Chocolate drip cake
Learn how to make the perfect chocolate drip cake. Chocolate sponge is slathered in chocolate buttercream and topped with a layer of glossy ganache
Nutrition: per serving (14)
Heat the oven to 180C/160C fan/gas 4. Line two deep 20cm cake tins with baking paper. Mix together the flour, cocoa and baking powder in a bowl. Put the chocolate, sugar and Kerrygold salted butter in a pan with 100ml of water. Heat gently until smooth, then cool.
Scrape the cooled chocolate mixture into a bowl and gradually whisk in the eggs until combined, followed by the vanilla. Gradually whisk in the dry ingredients to make a smooth batter.
Divide equally between the cake tins, then bake for 30-35 mins or until a skewer poked into the middles comes out clean. Cool for 20 mins then turn out onto a cooling rack, top side down.
To make the frosting, put the butter in a small pan over a medium heat until melted – use a light coloured or silver pan so you can see the colour change. Keep cooking the butter, stirring now and again, until it begins to foam and sizzle. Wait until the butter turns golden brown and the milk solids on the bottom of the pan are toasted – it will smell nutty and rich. Immediately pour into a bowl to stop it cooking further. Let the butter cool, then put in the fridge for 1 hr or until cooled and set.

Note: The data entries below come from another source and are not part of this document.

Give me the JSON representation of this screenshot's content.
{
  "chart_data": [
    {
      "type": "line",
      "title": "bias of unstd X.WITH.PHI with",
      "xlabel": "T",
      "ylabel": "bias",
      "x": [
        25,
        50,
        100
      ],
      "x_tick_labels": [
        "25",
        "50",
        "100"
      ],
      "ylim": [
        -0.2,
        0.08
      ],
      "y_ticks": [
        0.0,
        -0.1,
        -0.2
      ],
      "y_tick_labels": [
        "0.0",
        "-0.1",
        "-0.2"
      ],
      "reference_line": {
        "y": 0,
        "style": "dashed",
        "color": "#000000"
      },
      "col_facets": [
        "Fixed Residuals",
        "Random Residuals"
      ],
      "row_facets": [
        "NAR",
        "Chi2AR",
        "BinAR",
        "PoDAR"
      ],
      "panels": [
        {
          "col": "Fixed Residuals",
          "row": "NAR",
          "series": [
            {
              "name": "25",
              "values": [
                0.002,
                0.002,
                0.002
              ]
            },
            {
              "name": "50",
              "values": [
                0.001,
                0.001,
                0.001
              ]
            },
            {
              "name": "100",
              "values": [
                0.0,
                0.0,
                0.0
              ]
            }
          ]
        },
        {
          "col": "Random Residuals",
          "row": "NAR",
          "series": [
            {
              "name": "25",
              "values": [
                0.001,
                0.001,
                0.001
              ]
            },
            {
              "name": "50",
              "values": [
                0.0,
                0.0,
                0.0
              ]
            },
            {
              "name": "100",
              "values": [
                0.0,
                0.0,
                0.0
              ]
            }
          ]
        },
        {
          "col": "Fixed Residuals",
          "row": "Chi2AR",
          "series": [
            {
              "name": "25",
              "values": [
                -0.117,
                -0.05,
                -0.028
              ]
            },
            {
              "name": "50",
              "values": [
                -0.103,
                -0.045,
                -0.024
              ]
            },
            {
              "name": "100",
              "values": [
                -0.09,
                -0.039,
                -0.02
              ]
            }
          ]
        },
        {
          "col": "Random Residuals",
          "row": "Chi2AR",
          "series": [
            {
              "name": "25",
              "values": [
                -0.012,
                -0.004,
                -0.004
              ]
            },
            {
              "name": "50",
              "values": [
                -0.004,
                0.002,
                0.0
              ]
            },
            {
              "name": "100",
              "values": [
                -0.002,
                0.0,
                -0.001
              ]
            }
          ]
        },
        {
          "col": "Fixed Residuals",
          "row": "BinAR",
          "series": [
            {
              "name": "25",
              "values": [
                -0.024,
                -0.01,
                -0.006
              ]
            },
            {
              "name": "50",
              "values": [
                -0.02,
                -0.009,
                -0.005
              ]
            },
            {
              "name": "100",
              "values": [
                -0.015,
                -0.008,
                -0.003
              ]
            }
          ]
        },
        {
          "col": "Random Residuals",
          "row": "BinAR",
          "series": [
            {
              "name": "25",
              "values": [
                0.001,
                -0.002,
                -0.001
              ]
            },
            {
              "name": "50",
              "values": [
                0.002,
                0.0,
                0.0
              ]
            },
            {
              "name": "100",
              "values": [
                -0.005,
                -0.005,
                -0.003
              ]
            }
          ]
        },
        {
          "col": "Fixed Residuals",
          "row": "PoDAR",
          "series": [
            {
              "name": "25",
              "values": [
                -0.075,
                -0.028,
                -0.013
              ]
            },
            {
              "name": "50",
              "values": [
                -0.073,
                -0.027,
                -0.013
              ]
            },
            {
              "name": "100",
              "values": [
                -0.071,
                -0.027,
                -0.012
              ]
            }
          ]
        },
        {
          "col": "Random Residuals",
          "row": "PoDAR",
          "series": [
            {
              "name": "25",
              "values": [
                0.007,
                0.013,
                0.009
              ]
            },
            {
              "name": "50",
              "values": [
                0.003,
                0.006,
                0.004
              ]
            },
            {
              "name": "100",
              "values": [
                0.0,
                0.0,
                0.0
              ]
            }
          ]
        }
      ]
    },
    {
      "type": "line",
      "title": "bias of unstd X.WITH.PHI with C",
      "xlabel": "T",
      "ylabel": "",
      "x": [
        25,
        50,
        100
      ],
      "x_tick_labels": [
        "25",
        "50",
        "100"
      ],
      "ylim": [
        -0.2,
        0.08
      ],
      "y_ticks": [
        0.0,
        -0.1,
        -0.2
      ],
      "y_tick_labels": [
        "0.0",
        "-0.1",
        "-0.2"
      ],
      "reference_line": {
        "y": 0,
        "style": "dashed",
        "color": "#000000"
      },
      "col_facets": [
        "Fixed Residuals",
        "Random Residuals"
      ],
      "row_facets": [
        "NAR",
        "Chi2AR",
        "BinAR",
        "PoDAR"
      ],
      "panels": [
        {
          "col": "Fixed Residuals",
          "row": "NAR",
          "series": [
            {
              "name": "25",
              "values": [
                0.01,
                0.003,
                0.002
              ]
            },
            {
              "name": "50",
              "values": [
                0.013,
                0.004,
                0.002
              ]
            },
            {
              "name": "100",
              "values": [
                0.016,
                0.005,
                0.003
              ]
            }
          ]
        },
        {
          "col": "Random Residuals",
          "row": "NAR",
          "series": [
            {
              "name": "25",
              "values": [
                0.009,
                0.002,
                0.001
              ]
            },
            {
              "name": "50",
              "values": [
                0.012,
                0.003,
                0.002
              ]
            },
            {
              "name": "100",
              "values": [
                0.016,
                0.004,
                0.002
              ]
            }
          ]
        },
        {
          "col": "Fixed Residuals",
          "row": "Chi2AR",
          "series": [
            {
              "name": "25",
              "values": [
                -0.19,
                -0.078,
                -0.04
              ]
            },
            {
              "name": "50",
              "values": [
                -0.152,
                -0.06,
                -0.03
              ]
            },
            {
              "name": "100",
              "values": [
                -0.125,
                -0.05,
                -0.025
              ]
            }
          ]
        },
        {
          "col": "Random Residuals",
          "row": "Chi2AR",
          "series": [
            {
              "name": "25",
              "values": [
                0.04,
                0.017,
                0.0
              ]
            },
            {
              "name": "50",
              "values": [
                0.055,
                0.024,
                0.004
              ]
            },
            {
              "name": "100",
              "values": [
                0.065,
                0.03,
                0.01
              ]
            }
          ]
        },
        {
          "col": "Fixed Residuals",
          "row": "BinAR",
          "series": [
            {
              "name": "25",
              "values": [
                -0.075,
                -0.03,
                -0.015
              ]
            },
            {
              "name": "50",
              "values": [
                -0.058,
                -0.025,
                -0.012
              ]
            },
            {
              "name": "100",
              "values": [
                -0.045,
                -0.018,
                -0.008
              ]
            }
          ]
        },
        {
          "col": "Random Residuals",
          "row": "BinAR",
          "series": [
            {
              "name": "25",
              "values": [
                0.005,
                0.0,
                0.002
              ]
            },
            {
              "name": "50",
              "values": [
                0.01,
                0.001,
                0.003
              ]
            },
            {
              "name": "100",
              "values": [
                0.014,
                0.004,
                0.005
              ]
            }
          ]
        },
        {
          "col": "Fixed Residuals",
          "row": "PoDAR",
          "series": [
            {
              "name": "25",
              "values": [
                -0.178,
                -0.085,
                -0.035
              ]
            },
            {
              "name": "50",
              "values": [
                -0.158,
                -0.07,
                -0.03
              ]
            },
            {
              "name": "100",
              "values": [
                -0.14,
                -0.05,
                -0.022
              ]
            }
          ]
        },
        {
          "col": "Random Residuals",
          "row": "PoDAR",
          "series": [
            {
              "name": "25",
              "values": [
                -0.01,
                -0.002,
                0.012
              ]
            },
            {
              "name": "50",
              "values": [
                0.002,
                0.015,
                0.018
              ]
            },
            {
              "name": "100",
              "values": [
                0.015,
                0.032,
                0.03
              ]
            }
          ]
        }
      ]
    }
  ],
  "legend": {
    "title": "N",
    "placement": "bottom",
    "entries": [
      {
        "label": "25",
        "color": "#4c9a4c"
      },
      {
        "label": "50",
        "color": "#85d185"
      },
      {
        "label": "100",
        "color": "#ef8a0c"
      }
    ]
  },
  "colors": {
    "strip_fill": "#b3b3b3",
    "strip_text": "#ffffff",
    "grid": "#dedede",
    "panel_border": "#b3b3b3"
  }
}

Scrape the butter into a bowl and briefly beat with electric beaters until it is a uniform colour (it would have separated on cooling). Add the icing sugar, bit by bit, along with a splash of milk until it’s fully combined – keep beating for 2-3 mins or until light and fluffy.
Turn the cakes the right way up and level off if the tops are domed – you don’t have to do this but it gives a neater finish. Sandwich the cakes together with a large spoonful of the frosting. Use the remaining frosting to cover the top and sides of the cake. Chill for 1 hr before slicing.